Deep learning OCR detection:
1, faster-rcnn series: area-based object detection, characterized by high precision, the disadvantage is slow speed;
2, yolo series: based on regression object detection, characterized by fast speed, the disadvantage is low precision.
OCR classification for deep learning:
1. The multi-digit number classification proposed by Ian Goodfellow in 13 years ([1312.6082] Multi-digit Number Recognition from Street View Imagery using Deep Convolutional Neural Networks), based on deep CNN. The disadvantage is that the maximum predictable sequence is selected in advance. Length, more suitable for house number or license plate number (small characters, and each character can be regarded as independent);
2. RNN/LSTM/GRU + CTC, which was first proposed by Alex Graves in 2006 for speech recognition. The advantage is that text of any length can be produced, and the nature of the model determines its ability to learn the connection between text and text. The disadvantage is that the computational efficiency is lower than CNN.

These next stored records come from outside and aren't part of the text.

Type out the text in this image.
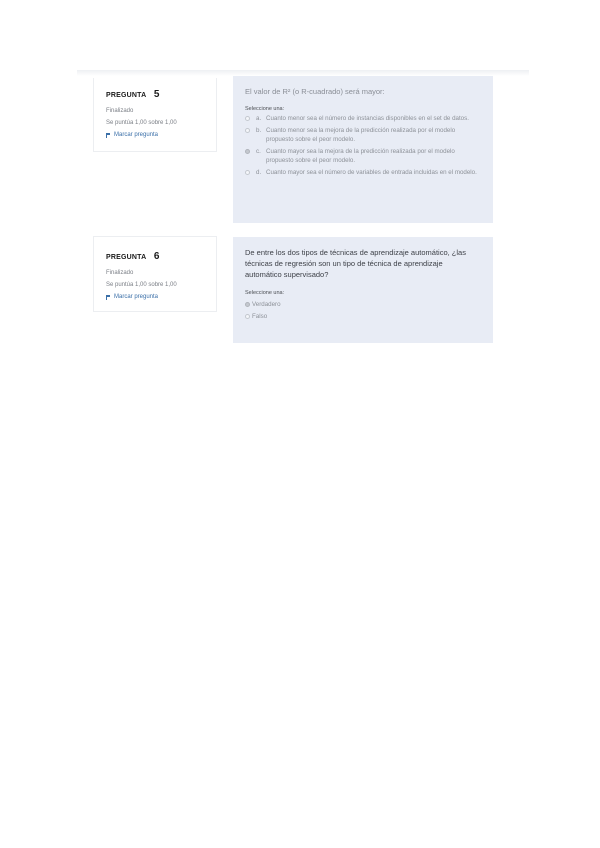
PREGUNTA 5
Finalizado
Se puntúa 1,00 sobre 1,00
Marcar pregunta
El valor de R² (o R-cuadrado) será mayor:
Seleccione una:
a. Cuanto menor sea el número de instancias disponibles en el set de datos.
b. Cuanto menor sea la mejora de la predicción realizada por el modelo propuesto sobre el peor modelo.
c. Cuanto mayor sea la mejora de la predicción realizada por el modelo propuesto sobre el peor modelo.
d. Cuanto mayor sea el número de variables de entrada incluidas en el modelo.
PREGUNTA 6
Finalizado
Se puntúa 1,00 sobre 1,00
Marcar pregunta
De entre los dos tipos de técnicas de aprendizaje automático, ¿las técnicas de regresión son un tipo de técnica de aprendizaje automático supervisado?
Seleccione una:
Verdadero
Falso
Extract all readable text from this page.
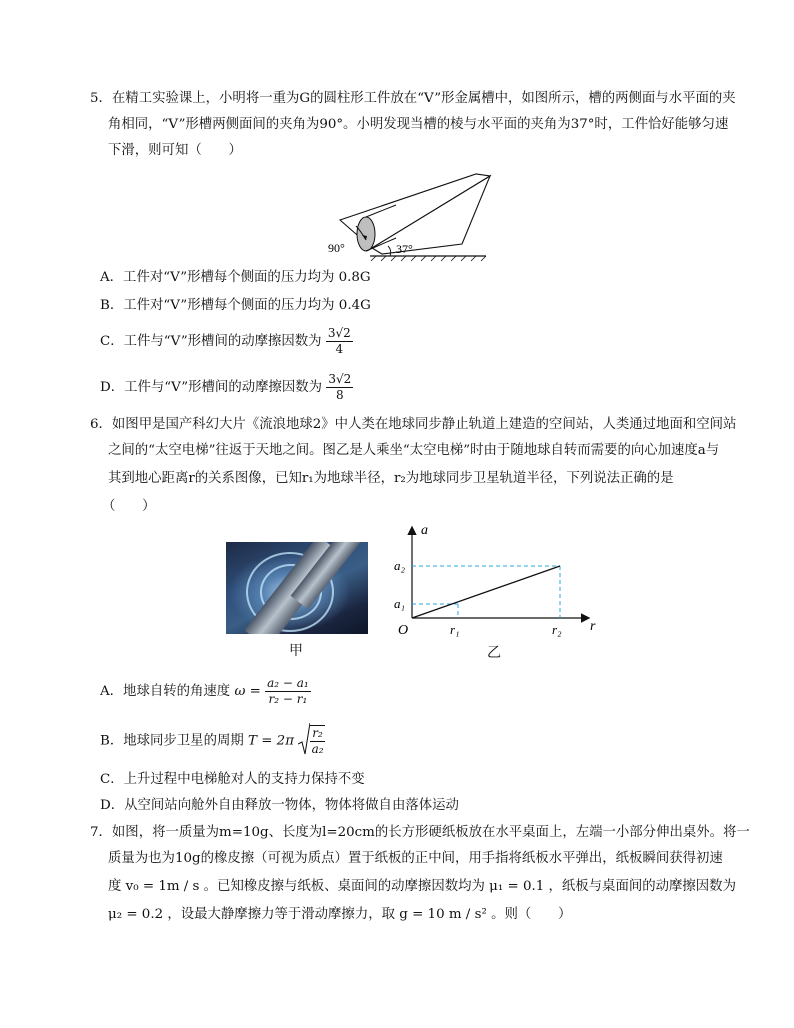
5．在精工实验课上，小明将一重为G的圆柱形工件放在“V”形金属槽中，如图所示，槽的两侧面与水平面的夹
角相同，“V”形槽两侧面间的夹角为90°。小明发现当槽的棱与水平面的夹角为37°时，工件恰好能够匀速
下滑，则可知（　　）
90°	37°
A．工件对“V”形槽每个侧面的压力均为 0.8G
B．工件对“V”形槽每个侧面的压力均为 0.4G
C．工件与“V”形槽间的动摩擦因数为 $\frac{3√2}{4}$
D．工件与“V”形槽间的动摩擦因数为 $\frac{3√2}{8}$
6．如图甲是国产科幻大片《流浪地球2》中人类在地球同步静止轨道上建造的空间站，人类通过地面和空间站
之间的“太空电梯”往返于天地之间。图乙是人乘坐“太空电梯”时由于随地球自转而需要的向心加速度a与
其到地心距离r的关系图像，已知r₁为地球半径，r₂为地球同步卫星轨道半径，下列说法正确的是
（　　）
甲	乙
a
r
O
a₂
a₁
r₁	r₂
A．地球自转的角速度 $\omega = \frac{\text{a₂ − a₁}}{\text{r₂ − r₁}}$
B．地球同步卫星的周期 $T = 2\pi \frac{\text{r₂}}{\text{a₂}}$
C．上升过程中电梯舱对人的支持力保持不变
D．从空间站向舱外自由释放一物体，物体将做自由落体运动
7．如图，将一质量为m=10g、长度为l=20cm的长方形硬纸板放在水平桌面上，左端一小部分伸出桌外。将一
质量为也为10g的橡皮擦（可视为质点）置于纸板的正中间，用手指将纸板水平弹出，纸板瞬间获得初速
度 v₀ = 1m / s 。已知橡皮擦与纸板、桌面间的动摩擦因数均为 μ₁ = 0.1 ，纸板与桌面间的动摩擦因数为
μ₂ = 0.2 ，设最大静摩擦力等于滑动摩擦力，取 g = 10 m / s² 。则（　　）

3, attention-mechanism, attention can be divided into hard attention and soft attention. Which hard attention can directly give the hard location, usually the location of the bounding box, the advantage is intuitive, the disadvantage is that you can not directly bp. Soft attention is usually rnn/lstm/gru encoder-decoder model can be bp.

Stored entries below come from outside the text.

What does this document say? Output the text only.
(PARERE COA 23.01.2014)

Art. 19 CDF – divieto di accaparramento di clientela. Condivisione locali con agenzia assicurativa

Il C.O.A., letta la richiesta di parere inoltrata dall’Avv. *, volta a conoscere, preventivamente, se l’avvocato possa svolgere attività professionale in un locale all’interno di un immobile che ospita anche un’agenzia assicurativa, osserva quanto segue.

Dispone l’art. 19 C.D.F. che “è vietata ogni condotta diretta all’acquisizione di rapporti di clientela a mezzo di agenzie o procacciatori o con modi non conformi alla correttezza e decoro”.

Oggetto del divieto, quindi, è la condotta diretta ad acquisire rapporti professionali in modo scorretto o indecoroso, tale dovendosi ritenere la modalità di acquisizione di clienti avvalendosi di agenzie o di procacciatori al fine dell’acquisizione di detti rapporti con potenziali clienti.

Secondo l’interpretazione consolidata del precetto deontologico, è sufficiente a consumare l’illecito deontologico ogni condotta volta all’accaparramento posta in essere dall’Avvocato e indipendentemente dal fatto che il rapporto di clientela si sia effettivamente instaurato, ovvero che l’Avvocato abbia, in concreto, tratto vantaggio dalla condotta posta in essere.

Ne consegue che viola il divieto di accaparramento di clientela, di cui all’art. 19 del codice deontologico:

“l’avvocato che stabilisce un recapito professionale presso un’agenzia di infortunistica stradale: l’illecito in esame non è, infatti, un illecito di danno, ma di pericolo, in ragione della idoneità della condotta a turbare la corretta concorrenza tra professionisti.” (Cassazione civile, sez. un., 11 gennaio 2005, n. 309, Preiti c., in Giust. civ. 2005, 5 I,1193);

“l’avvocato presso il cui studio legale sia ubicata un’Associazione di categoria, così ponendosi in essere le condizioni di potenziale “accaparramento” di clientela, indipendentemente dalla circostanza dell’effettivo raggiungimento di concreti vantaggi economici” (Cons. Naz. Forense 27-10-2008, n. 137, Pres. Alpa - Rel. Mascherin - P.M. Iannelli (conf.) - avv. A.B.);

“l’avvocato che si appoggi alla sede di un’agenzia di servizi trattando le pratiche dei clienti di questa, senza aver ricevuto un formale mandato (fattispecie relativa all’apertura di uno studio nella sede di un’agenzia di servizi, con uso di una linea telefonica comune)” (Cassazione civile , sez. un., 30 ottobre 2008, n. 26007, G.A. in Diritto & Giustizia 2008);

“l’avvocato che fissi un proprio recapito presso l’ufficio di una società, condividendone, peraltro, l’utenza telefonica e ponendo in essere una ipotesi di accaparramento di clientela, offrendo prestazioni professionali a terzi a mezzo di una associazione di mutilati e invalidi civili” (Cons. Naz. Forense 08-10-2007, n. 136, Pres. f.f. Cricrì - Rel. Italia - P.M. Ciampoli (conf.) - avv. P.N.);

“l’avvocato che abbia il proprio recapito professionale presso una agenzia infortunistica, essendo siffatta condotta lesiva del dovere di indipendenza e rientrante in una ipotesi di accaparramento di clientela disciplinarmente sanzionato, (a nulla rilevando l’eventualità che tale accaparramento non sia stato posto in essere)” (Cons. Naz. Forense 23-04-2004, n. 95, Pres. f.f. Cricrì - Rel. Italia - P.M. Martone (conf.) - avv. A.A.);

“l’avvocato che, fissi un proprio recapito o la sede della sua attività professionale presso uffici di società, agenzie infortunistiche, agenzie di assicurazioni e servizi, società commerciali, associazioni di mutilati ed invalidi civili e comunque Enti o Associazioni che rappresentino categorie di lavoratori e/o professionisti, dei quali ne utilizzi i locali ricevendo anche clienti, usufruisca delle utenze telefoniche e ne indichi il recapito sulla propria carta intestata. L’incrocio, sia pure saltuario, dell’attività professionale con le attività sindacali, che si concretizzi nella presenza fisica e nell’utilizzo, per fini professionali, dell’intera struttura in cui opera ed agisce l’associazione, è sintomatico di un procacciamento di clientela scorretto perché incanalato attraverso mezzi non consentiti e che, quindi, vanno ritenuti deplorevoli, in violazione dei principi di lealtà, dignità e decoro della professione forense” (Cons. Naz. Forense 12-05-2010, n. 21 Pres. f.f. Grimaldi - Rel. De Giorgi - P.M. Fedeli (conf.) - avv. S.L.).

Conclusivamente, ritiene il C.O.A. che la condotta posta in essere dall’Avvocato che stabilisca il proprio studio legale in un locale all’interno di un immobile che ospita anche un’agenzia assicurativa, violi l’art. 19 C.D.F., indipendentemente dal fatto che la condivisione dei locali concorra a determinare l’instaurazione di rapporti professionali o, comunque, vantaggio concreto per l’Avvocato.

Deep learning OCR is a two-step process:
1. Detection: find the area containing the text/number (proposal);
2. Classification: Identify the text/number in the area.
Deep learning OCR detection:
1, faster-rcnn series: area-based object detection, characterized by high precision, the disadvantage is slow speed;
2, yolo series: based on regression object detection, characterized by fast speed, the disadvantage is low precision.

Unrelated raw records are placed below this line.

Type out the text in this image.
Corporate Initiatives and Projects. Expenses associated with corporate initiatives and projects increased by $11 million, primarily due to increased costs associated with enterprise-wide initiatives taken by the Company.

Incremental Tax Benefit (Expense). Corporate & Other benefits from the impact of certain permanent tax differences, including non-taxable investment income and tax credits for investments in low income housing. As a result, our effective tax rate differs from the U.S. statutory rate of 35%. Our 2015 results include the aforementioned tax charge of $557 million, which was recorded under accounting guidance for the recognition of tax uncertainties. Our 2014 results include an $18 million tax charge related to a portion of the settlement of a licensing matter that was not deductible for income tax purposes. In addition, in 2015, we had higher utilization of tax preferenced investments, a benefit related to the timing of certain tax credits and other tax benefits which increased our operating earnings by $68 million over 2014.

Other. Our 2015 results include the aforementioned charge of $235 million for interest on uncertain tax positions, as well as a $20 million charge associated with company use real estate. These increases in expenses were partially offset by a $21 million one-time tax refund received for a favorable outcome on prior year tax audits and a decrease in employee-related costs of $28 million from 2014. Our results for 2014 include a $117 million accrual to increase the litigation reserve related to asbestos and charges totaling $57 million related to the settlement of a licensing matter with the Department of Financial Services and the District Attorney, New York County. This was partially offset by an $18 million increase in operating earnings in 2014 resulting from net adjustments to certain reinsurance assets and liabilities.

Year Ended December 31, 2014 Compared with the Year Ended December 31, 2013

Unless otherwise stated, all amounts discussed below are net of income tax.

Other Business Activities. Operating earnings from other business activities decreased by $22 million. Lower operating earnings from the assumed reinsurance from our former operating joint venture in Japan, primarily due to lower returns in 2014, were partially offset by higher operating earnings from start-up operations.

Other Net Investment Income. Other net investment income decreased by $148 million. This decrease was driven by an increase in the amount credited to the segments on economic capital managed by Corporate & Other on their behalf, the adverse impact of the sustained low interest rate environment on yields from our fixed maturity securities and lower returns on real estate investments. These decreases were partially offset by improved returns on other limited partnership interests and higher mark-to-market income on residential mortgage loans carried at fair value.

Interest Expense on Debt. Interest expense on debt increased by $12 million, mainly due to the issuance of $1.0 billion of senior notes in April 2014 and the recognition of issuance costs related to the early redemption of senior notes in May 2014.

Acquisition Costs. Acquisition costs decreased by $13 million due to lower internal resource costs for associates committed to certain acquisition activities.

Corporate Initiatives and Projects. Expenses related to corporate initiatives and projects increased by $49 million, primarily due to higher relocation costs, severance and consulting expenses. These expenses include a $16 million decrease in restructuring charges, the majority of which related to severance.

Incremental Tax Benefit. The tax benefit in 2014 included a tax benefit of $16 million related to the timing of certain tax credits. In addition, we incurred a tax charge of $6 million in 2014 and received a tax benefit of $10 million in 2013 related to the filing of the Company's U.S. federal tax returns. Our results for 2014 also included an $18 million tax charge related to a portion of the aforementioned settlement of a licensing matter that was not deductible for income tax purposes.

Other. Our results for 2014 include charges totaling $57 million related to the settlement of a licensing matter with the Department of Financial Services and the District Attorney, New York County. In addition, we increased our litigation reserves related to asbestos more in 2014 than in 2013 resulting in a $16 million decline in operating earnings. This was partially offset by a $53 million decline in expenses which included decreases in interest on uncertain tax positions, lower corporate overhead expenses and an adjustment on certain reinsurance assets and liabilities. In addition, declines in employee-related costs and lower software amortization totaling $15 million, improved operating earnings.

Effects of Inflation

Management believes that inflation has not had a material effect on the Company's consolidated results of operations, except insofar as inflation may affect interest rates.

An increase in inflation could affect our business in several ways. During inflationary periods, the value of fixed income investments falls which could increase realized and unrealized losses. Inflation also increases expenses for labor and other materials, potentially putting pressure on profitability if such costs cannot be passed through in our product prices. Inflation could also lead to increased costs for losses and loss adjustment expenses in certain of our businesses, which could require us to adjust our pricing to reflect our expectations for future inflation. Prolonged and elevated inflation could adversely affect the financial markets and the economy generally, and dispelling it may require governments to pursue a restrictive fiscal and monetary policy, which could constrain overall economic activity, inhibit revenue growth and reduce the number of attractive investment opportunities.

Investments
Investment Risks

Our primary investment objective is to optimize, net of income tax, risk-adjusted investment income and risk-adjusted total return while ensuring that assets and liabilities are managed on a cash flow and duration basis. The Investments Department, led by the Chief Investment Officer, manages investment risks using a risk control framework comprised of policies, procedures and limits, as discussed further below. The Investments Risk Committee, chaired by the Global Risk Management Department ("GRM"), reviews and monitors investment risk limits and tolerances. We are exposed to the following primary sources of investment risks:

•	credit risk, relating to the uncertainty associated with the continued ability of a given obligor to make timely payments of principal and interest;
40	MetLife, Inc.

OCR classification for deep learning:
1. The multi-digit number classification proposed by Ian Goodfellow in 13 years ([1312.6082] Multi-digit Number Recognition from Street View Imagery using Deep Convolutional Neural Networks), based on deep CNN. The disadvantage is that the maximum predictable sequence is selected in advance. Length, more suitable for house number or license plate number (small characters, and each character can be regarded as independent);
2. RNN/LSTM/GRU + CTC, which was first proposed by Alex Graves in 2006 for speech recognition. The advantage is that text of any length can be produced, and the nature of the model determines its ability to learn the connection between text and text. The disadvantage is that the computational efficiency is lower than CNN.
3, attention-mechanism, attention can be divided into hard attention and soft attention. Which hard attention can directly give the hard location, usually the location of the bounding box, the advantage is intuitive, the disadvantage is that you can not directly bp. Soft attention is usually rnn/lstm/gru encoder-decoder model can be bp.